Appointment of a receiver is a flexible remedy for solving serious business problems in distressed projects while reducing delay and risk.  A receivership can provide (in addition to reliable management of a property approaching foreclosure) court supervision and certainty without the delay and expense of bankruptcy. 

Even more important, appointment of a receiver can be a creative tool to fix common problems arising in troubled real estate projects-including avoiding potential environmental liabilities, completing a "broken" construction project and facilitating the sale of distressed property. 

Using Receiverships to Avoid a Lender's Potential Environmental Liability

Secured lenders are often reluctant to foreclose on properties where there are environmental problems, based on concerns either about the practical aspects (including signing manifests to dispose of chemicals and complying with applicable law) or about liability under environmental laws (as a deemed owner or operator).  Lenders can avoid both the practical problems and liability under California law by arranging for the appointment of a receiver for the property.  California Civil Procedure Code Section 564(c) authorizes a receiver to inspect the property to assess the existence and magnitude of hazardous substance releases, and the order implementing the receivership (typically prepared by the lender) can authorize the receiver to remedy contaminated property.  Because the receiver is entitled to quasi-judicial immunity as an officer of the court (see California Rule of Court 3.1179), he is not subject to liability as an owner or operator of contaminated real property if acts are taken as specifically directed by the appointing court.  (Typically, under a later order submitted by the receiver.)  The lender also is not liable because it is neither an owner nor operator of the property in the receiver's charge. 

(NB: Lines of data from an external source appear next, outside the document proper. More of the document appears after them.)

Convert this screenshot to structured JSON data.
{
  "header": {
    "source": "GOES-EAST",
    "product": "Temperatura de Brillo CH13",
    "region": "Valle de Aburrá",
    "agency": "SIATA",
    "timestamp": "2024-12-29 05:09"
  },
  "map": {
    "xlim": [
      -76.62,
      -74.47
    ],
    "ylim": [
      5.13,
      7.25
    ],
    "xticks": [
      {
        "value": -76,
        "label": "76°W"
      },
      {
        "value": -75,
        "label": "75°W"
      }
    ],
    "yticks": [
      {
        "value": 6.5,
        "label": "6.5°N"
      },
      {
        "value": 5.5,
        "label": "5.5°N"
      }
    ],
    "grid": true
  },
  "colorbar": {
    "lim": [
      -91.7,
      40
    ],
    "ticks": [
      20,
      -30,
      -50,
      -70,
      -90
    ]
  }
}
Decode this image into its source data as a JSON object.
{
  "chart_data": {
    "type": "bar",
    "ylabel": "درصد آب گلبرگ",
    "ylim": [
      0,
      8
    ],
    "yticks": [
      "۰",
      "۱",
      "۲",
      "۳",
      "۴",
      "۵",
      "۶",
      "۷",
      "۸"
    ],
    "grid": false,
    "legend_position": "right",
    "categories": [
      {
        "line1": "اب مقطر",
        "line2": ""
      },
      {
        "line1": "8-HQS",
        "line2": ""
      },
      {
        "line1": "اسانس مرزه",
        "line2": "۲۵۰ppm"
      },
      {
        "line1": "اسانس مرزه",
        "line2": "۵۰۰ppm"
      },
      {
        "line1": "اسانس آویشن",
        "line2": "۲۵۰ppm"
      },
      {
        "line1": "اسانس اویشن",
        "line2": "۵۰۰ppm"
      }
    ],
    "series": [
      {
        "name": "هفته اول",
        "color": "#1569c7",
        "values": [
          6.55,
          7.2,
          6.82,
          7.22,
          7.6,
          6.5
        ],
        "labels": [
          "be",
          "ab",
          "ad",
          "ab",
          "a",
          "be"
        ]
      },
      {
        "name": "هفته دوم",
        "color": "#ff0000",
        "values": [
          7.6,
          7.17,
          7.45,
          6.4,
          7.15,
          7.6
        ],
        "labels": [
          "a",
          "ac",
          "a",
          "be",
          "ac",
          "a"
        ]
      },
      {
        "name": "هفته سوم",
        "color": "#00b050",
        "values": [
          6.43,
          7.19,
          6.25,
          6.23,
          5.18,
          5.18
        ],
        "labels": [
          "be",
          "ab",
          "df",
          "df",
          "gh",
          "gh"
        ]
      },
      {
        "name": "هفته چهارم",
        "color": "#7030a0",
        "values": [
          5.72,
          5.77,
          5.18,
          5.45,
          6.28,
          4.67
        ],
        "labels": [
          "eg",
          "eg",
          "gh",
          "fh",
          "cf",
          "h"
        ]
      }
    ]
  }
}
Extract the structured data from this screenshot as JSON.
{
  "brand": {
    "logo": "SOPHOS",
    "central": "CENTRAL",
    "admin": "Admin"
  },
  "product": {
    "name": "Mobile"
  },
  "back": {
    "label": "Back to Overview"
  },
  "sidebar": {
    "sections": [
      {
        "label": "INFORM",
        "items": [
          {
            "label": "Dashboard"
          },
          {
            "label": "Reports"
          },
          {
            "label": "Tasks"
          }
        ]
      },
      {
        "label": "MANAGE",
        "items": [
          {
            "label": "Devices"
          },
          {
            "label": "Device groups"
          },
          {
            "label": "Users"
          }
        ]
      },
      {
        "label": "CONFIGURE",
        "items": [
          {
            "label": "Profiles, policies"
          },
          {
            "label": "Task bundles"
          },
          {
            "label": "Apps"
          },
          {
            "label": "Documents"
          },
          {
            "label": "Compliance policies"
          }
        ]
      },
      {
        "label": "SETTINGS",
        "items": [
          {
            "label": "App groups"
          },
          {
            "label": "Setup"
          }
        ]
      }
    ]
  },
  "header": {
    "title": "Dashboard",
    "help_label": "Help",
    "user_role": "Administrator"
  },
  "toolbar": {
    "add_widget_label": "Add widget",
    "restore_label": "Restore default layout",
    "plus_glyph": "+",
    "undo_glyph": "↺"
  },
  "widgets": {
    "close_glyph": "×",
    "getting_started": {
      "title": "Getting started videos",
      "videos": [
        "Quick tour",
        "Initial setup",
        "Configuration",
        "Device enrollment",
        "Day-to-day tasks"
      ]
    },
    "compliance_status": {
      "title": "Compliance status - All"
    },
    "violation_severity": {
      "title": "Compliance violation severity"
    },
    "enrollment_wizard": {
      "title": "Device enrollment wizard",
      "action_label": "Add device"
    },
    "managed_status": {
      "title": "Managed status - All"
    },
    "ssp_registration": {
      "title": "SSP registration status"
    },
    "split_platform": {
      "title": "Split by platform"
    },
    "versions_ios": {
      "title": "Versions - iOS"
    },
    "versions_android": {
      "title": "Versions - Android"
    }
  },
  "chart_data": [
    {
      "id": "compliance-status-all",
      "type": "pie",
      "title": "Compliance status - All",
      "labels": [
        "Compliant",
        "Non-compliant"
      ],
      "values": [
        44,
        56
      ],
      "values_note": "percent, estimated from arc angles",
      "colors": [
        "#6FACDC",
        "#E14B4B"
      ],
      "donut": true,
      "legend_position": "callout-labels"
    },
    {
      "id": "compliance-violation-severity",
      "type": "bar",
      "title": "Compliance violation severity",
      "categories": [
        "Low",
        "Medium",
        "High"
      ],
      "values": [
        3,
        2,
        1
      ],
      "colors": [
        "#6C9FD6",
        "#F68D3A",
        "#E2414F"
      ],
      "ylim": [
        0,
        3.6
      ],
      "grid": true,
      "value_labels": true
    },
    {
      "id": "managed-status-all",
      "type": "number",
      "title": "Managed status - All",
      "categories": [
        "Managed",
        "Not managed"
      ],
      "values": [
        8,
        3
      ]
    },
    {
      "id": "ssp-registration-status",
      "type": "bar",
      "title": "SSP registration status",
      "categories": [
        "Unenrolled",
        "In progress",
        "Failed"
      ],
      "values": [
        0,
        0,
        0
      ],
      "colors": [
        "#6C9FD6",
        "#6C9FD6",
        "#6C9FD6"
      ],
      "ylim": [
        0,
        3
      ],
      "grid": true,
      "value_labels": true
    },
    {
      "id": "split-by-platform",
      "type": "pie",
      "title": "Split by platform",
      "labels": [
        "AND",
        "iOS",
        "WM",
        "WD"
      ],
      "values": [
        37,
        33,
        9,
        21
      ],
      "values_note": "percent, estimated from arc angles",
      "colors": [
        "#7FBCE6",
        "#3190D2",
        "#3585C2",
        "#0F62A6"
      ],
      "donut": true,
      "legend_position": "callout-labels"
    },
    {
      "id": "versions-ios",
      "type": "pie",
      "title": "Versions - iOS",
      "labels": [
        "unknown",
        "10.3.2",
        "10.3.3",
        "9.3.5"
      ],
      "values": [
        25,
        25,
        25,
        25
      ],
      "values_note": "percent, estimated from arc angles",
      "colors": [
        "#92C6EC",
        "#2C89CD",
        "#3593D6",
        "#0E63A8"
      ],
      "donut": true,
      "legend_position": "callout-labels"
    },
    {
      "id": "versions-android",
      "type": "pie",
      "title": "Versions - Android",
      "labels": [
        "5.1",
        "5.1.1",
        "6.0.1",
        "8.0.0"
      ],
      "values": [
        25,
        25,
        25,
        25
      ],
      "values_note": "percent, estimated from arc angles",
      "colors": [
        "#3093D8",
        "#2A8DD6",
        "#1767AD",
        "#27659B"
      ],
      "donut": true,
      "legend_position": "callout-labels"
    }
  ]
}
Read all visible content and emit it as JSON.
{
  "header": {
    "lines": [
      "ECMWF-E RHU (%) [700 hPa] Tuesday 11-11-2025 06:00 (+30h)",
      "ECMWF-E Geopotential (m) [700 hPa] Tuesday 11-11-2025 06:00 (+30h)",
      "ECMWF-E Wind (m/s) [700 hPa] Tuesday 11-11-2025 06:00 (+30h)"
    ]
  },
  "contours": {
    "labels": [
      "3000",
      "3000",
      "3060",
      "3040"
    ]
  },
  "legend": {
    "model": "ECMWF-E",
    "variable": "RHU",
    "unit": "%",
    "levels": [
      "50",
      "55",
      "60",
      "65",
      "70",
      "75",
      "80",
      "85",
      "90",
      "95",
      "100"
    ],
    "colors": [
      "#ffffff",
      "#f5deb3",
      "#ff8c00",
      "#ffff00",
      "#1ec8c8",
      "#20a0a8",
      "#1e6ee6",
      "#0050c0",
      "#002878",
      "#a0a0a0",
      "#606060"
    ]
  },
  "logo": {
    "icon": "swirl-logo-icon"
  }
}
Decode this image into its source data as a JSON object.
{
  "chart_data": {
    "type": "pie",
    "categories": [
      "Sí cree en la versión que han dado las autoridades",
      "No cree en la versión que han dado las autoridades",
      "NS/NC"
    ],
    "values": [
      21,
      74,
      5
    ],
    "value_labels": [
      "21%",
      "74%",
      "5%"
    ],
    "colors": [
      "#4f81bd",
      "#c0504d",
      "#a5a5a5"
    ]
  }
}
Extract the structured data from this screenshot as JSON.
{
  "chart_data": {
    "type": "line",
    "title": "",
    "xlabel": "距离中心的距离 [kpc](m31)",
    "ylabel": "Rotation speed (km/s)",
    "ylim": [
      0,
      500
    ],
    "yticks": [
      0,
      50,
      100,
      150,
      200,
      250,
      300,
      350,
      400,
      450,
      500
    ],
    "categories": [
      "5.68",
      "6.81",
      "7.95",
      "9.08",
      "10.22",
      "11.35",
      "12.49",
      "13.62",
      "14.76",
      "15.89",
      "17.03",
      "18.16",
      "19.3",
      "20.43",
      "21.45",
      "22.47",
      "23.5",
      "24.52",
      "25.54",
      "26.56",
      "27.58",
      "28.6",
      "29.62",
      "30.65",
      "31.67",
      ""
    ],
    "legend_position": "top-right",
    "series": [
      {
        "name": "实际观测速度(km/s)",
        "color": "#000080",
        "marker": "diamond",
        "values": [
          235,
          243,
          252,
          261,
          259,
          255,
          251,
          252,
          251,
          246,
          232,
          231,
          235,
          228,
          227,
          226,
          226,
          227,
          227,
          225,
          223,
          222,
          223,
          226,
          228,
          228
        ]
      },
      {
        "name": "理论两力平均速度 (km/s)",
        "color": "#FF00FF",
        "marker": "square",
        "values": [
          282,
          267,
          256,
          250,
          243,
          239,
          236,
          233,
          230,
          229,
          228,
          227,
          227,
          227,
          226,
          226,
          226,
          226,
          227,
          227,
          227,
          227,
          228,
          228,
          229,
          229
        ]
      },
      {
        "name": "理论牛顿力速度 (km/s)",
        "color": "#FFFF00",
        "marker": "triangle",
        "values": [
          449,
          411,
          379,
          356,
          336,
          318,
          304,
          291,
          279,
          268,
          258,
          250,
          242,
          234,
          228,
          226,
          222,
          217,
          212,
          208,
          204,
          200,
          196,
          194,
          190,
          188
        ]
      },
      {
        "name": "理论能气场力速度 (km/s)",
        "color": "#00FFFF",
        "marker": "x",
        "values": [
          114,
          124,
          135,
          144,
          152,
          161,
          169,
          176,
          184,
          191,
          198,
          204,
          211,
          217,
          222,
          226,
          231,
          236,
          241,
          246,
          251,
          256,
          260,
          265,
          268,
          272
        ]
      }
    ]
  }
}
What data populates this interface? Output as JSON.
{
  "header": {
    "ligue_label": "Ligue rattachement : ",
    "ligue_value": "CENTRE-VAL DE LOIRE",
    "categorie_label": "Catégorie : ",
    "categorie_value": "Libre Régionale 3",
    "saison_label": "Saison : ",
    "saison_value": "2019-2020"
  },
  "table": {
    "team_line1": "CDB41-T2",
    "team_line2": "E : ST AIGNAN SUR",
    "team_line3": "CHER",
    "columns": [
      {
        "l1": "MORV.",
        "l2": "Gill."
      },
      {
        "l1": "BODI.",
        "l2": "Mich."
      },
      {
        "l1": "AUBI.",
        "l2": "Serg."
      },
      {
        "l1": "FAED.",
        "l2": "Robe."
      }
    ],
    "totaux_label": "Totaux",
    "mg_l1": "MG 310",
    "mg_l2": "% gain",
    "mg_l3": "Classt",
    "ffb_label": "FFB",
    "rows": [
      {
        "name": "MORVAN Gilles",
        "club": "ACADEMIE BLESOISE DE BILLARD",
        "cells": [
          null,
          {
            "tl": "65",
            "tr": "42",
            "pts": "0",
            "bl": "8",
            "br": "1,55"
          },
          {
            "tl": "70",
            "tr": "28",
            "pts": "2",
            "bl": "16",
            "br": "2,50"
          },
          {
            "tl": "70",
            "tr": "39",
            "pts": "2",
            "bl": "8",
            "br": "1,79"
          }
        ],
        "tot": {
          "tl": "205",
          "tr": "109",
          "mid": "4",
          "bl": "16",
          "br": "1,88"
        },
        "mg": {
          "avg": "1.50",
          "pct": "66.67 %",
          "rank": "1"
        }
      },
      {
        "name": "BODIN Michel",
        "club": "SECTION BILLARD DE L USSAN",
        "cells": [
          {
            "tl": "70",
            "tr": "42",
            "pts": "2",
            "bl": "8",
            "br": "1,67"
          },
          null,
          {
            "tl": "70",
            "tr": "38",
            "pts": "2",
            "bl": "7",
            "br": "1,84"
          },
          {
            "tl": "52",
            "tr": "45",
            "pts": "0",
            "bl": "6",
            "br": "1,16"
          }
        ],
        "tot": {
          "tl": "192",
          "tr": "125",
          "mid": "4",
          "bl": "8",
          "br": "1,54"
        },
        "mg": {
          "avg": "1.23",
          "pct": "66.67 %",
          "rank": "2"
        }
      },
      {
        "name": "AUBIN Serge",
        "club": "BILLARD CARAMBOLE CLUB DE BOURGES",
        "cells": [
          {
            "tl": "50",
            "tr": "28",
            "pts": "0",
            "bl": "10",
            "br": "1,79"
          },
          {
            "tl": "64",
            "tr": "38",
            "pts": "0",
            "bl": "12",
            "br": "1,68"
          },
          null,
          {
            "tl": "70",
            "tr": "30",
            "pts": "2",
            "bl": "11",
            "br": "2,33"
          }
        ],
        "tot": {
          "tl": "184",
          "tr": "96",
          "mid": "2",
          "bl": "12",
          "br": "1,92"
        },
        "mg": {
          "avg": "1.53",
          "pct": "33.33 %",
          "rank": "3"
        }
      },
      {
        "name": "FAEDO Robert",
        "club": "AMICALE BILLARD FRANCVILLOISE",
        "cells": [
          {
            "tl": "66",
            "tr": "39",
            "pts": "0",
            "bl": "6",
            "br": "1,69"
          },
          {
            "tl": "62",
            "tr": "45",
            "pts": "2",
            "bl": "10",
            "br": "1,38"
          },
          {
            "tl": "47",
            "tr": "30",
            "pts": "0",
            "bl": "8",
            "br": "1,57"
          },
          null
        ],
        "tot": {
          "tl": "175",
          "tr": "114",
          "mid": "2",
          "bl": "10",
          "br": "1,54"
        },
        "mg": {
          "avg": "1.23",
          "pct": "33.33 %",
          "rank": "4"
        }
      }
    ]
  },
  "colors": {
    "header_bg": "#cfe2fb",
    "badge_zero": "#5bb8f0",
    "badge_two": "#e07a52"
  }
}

Employing Receiverships to Complete a Broken Construction Project

Frequently (and particularly recently) a developer-borrower lacks the resources to finish a construction project, and contractors are unwilling to keep working without assurance of payment.  In those circumstances, a receivership can be utilized to complete the project based on the protections afforded by California law.  The court order that establishes the receivership and the receiver's powers (which is typically prepared by the lender with approval by the receiver) often includes language authorizing the receiver to take steps necessary to finalize a project, including employing and paying contractors and vendors as the receiver deems appropriate.  The debts for such goods and services are generally entitled to payment priority over all pre-receivership obligations, although subject to debts secured by receivership property, such as those of the secured lender and mechanics lien claimants.  We are currently representing the receiver of the Ritz Carlton Hotel at Northstar near Lake Tahoe, California, where we are using these techniques to resolve construction issues.

Utilizing Receiverships to Aid the Sale of Distressed Property and Maximize Value

In any distressed sale where there are different levels of debt and equity, it is often difficult to get cooperation, consensus or even clear title without a risk of later litigation.  A receivership can be used to facilitate the sale of property and to avoid those problems.  California Civil Procedure Code Section 568.5 authorizes a receiver to sell property according to a court's order.  Such a sale can result in delivering "clean title" to a buyer, based on the court's authorization for sale free of liens, claims and interests in the property (which attach to the sale proceeds).  Parties objecting to the sale can have their objections addressed and overruled prior to the sale (rather than waiting years to sue) and the presence of a hearing date and deadline to object drives the sale process to conclusion.  A receiver's sale also relieves a lender from having to provide (or even negotiate over) representations and warranties to a purchaser (including implied representations of title in a grant deed) which might be necessary in a sale after a lender foreclosure on property.